Snohomish County entertainment venues are caught in an existential crisis.
They’re closed until at least March 31, following Gov. Jay Inslee’s order to shut down theaters, bars, restaurants and more to slow the spread of COVID-19. Gatherings of 50 or more people also are prohibited.
The shutdown forced venue owners to find new ways to entertain the community — and bring in some money. In Everett, Black Lab Galley and the Historic Everett Theatre plan to live-stream events.
But the revenue — whether it be donations or payments to stream — is expected to be far less than what is needed to stay open.
“It’s destroying us,” said Curt Shriner, manager of the Historic Everett Theatre. “I think the entertainment industry is taking a huge hit.”
Venues including Historic Everett Theatre, Edmonds Center for the Arts, Tim Noah Thumbnail Theater in Snohomish and Northshore Performing Arts Center in Bothell have canceled or postponed events scheduled through March.
The timing couldn’t be worse for Everett’s 119-year-old theater. Shriner, who has operated the 800-seat venue since 2014, has been working hard to preserve it. But the theater could be put up for sale later this year if revenue continues to dip.
He set up a GoFundMe campaign, “Saving the Grand Old Lady,” to help with operational costs. As of Wednesday, it had raised just $1,619 of its $50,000 goal.
Shriner said it costs at least $25,000 per month to operate the theater. He’s applied for financial help from the U.S. Small Business Administration.
He said the chances of saving the theater are less than 50/50.
“I’m doing everything I can,” Shriner said. “I don’t know what else to do.”

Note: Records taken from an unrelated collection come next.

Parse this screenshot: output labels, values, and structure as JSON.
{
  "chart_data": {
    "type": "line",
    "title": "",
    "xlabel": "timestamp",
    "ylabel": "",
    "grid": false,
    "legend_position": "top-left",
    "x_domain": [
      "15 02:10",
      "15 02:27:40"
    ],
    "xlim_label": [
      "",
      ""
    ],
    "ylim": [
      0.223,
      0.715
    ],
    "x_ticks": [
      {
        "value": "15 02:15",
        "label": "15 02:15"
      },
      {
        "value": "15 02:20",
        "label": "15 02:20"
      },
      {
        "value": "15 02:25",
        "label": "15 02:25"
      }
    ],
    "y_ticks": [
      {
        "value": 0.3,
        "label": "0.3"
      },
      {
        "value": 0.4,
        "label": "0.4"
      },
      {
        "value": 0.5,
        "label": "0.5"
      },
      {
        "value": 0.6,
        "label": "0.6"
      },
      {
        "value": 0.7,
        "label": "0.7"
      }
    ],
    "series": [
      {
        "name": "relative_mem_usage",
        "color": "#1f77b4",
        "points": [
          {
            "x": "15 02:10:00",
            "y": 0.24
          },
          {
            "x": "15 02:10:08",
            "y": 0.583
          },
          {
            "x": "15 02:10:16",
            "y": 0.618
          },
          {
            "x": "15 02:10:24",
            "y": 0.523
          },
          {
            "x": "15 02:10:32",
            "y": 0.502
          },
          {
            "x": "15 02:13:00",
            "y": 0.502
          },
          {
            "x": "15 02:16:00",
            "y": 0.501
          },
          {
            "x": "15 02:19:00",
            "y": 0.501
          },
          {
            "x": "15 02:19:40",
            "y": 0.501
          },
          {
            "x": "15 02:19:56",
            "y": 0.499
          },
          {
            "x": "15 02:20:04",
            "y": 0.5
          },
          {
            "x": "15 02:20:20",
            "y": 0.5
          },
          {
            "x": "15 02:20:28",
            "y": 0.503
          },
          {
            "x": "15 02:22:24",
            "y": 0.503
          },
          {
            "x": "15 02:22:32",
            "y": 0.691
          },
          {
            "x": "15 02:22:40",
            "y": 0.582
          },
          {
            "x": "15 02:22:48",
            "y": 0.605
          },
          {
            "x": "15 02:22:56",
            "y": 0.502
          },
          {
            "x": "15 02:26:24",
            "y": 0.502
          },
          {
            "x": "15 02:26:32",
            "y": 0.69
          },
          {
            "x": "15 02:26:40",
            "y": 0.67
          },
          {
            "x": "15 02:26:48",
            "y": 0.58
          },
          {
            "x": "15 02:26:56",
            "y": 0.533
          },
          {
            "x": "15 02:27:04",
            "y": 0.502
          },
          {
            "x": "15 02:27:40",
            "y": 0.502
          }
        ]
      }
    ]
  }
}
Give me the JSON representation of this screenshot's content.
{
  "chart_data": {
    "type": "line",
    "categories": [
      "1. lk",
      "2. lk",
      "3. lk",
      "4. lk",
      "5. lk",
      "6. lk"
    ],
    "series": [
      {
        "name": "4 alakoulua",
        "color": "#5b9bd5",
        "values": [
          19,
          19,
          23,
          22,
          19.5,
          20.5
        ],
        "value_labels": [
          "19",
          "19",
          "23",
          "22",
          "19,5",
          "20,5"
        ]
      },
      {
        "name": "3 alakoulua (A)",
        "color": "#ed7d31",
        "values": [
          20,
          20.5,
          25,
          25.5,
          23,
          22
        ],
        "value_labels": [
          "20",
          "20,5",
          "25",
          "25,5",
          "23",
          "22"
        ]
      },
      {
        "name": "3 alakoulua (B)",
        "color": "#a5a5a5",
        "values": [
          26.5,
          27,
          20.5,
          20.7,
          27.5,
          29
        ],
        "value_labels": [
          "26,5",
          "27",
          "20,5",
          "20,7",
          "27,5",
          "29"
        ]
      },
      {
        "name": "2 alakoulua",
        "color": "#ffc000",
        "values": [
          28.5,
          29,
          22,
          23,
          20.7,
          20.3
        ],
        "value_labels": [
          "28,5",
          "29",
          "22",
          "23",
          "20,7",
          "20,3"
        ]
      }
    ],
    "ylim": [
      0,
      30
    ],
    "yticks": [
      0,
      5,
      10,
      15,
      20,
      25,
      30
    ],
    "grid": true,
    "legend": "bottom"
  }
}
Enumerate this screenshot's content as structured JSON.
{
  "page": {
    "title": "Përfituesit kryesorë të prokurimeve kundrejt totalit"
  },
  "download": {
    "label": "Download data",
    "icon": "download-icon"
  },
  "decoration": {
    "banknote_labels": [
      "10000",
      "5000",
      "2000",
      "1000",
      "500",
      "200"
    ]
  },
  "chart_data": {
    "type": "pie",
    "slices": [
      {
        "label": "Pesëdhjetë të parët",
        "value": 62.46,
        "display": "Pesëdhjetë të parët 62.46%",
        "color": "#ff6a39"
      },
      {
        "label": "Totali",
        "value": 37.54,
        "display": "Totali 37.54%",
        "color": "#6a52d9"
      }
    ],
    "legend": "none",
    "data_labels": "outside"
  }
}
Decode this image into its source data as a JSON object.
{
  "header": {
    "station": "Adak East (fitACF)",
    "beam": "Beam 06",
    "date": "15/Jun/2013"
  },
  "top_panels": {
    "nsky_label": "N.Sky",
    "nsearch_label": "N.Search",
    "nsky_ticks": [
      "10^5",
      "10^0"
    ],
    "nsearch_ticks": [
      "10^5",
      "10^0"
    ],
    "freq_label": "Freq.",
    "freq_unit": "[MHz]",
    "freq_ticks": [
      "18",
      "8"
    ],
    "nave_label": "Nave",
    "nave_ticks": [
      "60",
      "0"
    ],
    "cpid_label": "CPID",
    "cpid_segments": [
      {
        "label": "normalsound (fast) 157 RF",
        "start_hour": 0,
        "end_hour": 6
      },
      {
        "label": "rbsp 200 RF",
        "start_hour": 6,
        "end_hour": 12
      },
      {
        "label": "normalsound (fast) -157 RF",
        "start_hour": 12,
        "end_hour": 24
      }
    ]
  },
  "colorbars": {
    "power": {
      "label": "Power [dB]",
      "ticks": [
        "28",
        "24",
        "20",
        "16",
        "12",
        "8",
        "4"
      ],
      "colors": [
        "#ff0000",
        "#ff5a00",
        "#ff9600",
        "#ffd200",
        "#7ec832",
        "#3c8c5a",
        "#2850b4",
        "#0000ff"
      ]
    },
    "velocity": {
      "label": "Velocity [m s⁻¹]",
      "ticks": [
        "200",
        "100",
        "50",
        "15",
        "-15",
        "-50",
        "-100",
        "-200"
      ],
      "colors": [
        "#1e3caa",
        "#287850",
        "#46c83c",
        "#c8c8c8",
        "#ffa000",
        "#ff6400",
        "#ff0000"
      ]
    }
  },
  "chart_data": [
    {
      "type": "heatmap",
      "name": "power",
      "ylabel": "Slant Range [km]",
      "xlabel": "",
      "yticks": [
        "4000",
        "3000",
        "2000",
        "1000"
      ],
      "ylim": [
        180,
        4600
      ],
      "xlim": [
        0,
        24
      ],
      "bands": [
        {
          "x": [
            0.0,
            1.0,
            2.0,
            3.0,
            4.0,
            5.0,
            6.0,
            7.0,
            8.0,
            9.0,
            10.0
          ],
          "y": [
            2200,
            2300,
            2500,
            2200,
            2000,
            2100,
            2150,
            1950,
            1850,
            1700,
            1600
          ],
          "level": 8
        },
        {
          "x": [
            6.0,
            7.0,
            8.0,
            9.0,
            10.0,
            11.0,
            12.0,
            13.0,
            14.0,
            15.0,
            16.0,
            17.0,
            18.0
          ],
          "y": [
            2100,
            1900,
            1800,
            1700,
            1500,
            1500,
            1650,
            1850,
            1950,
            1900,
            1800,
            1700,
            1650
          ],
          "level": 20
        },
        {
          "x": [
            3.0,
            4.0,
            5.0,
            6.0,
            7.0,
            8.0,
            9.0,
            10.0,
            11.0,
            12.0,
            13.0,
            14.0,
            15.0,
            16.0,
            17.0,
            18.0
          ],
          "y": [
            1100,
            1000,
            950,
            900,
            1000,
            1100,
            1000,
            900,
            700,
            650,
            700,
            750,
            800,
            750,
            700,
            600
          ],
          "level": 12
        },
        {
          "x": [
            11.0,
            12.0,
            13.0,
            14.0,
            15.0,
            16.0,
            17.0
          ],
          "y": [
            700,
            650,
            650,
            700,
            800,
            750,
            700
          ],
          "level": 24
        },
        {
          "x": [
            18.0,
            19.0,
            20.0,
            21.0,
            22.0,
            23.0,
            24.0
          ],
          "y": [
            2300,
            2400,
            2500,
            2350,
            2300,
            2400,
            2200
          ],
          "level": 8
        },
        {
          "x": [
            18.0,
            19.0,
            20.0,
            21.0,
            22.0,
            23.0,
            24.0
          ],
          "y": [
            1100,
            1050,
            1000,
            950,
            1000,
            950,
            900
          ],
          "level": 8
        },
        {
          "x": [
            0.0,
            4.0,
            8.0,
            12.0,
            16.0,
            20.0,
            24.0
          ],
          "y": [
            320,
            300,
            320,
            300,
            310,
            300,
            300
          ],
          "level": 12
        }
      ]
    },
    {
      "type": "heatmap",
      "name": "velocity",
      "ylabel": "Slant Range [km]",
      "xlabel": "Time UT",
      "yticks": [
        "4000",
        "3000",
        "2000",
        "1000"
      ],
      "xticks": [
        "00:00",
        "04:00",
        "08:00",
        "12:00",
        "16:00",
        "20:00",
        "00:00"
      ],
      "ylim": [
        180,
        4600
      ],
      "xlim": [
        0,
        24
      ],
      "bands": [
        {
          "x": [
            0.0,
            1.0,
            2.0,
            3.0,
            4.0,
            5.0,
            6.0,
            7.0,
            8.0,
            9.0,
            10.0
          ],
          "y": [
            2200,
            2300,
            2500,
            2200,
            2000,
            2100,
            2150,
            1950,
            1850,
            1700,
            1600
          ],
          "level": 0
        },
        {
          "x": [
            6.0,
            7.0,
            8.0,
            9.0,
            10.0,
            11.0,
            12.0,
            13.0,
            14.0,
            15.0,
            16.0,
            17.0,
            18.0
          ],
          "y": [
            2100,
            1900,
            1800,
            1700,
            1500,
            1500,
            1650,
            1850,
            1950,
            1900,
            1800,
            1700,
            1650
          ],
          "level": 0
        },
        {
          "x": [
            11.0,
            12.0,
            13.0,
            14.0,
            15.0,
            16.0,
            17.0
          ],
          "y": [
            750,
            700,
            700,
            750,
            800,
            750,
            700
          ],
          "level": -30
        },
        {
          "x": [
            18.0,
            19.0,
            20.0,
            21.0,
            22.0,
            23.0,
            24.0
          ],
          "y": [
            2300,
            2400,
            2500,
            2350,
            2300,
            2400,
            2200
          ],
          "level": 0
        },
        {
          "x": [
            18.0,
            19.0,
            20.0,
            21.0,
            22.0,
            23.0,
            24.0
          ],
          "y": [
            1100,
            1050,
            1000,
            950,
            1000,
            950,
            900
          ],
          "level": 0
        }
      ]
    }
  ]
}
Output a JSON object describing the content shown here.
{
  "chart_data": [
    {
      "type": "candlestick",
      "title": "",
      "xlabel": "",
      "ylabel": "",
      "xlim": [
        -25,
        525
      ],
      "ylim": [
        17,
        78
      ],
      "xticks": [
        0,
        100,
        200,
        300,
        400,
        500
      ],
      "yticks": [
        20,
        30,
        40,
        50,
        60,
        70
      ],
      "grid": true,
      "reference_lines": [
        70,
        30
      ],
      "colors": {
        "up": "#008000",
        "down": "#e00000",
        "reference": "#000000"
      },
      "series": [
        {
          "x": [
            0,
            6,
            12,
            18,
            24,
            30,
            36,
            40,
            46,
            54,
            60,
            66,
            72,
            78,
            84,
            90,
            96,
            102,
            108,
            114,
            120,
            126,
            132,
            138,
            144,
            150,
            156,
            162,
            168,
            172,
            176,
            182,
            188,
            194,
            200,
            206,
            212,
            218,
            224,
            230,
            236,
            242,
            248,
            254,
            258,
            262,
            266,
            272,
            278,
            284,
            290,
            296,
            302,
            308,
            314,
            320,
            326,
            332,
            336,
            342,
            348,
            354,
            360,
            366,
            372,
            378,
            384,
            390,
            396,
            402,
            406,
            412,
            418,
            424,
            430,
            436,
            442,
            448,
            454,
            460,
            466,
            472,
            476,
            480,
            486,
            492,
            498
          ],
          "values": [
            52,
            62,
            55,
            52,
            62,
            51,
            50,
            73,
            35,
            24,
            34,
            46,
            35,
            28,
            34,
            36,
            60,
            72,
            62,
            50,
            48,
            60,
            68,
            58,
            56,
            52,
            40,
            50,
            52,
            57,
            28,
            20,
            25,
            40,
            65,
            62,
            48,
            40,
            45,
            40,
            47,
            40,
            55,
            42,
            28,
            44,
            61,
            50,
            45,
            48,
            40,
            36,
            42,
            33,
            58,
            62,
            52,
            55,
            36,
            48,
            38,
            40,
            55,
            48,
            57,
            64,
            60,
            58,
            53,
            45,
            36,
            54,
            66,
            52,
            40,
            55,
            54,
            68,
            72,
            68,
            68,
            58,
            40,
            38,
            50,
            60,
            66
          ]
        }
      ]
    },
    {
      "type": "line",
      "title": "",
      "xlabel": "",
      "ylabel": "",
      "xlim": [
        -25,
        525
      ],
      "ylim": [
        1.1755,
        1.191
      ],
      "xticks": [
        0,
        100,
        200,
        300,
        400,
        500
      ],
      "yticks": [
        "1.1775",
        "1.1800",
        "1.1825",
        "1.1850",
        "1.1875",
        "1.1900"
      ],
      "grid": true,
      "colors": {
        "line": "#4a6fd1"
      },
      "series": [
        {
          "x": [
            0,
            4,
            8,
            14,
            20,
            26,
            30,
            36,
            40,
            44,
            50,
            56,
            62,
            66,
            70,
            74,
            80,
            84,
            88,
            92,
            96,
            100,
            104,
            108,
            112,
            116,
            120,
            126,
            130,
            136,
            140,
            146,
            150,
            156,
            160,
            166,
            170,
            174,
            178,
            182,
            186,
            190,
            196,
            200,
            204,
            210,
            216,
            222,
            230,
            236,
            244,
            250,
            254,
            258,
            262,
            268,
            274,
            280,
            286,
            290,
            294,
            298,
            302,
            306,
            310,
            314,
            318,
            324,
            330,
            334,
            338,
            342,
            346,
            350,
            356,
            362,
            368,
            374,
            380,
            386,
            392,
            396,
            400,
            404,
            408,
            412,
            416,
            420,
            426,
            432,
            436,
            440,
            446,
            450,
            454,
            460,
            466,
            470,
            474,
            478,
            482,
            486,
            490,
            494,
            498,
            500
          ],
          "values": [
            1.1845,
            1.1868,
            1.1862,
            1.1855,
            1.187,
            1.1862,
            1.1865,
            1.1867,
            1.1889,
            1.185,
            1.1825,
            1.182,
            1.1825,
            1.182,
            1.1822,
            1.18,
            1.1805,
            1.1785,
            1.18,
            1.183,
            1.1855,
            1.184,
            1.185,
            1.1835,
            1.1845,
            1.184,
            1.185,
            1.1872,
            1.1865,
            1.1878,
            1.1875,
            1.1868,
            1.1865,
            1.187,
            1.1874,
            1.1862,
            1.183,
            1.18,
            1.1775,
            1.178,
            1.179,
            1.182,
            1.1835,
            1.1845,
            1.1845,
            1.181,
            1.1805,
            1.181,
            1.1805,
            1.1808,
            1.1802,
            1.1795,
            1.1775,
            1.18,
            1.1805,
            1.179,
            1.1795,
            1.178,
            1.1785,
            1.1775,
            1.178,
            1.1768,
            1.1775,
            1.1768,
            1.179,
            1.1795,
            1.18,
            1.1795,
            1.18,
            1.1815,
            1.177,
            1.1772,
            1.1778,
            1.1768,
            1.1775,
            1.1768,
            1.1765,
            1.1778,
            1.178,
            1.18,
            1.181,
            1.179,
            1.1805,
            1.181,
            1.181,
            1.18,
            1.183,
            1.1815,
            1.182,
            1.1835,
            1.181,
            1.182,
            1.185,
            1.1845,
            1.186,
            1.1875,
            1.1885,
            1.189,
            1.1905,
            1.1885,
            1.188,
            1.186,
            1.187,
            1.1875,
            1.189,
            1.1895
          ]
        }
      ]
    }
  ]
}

Tim Noah Thumbnail Theater also is hurting. Since 2003, the theater has organized concerts, open mic nights, comedy improv and other events throughout the year. Donations and ticket sales help keep the nonprofit theater open.
Even before Inslee’s order, the Thumbnail closed its doors to protect audiences, knowing it would lose between $200 and $450 in revenue per show.
“We are all just shellshocked like everyone else,” said Sharon “Corkie” Cordisco, theater manager. “It doesn’t look promising.”
She said it costs about $2,500 per month to operate the theater. Right now, the Thumbnail only has about $6,000 in the bank.
“We will make it through this month and part of next month, but we will have to dip into our capital fund after that,” Cordisco said. “This won’t be sustainable.”
She’s hopeful that donations will keep the theater open, but acknowledged that other businesses and organizations are just as needy.
“As important as the arts are, you can’t put into words how monumental the needs are for the rest of the community,” she said. “It just seems like a drop in the bucket.”
Before the outbreak, Black Lab Gallery in Everett put on live shows almost every weekend and hosted art exhibits. Nicole Valenica, booking manager, said the plan — at least until April 1 — will be to live-stream concerts on Facebook, Instagram and Twitch at 6 p.m. every Friday and Saturday. The first show Saturday is a free concert by Everett’s Oliver Elf Army.
During live streams, Valencia plans to post links to donate to Black Lab Gallery and purchase artists’ music and merchandise. She said she’ll find ways to support visual artists, too.
“In this time of quarantine, a lot of people can’t go anywhere,” Valencia said. “Even if it doesn’t get the results we need that a normal show would, we still want to provide for our musicians, our visual artists and our community that supports us.”
At Bothell’s 600-seat Northshore Performing Arts Center, managing director John Lehrack said “an awful lot of tickets” were refunded in the wake of the coronavirus spread. Performances by two of the venue’s most popular shows, Rise Up, a “Hamilton” tribute band, and AbbaFab, an Abba tribute band, were postponed. The Rise Up show is now set for May 31. AbbaFab is rescheduled for Oct. 3.
“Hopefully, people will be able to go to things by then,” he said.
Lehrack said he’s not sure how much revenue the theater lost, but it could be as much as $20,000.
“That impacts our ability to go forward,” he said. “Fortunately, we’ve always been in the black.”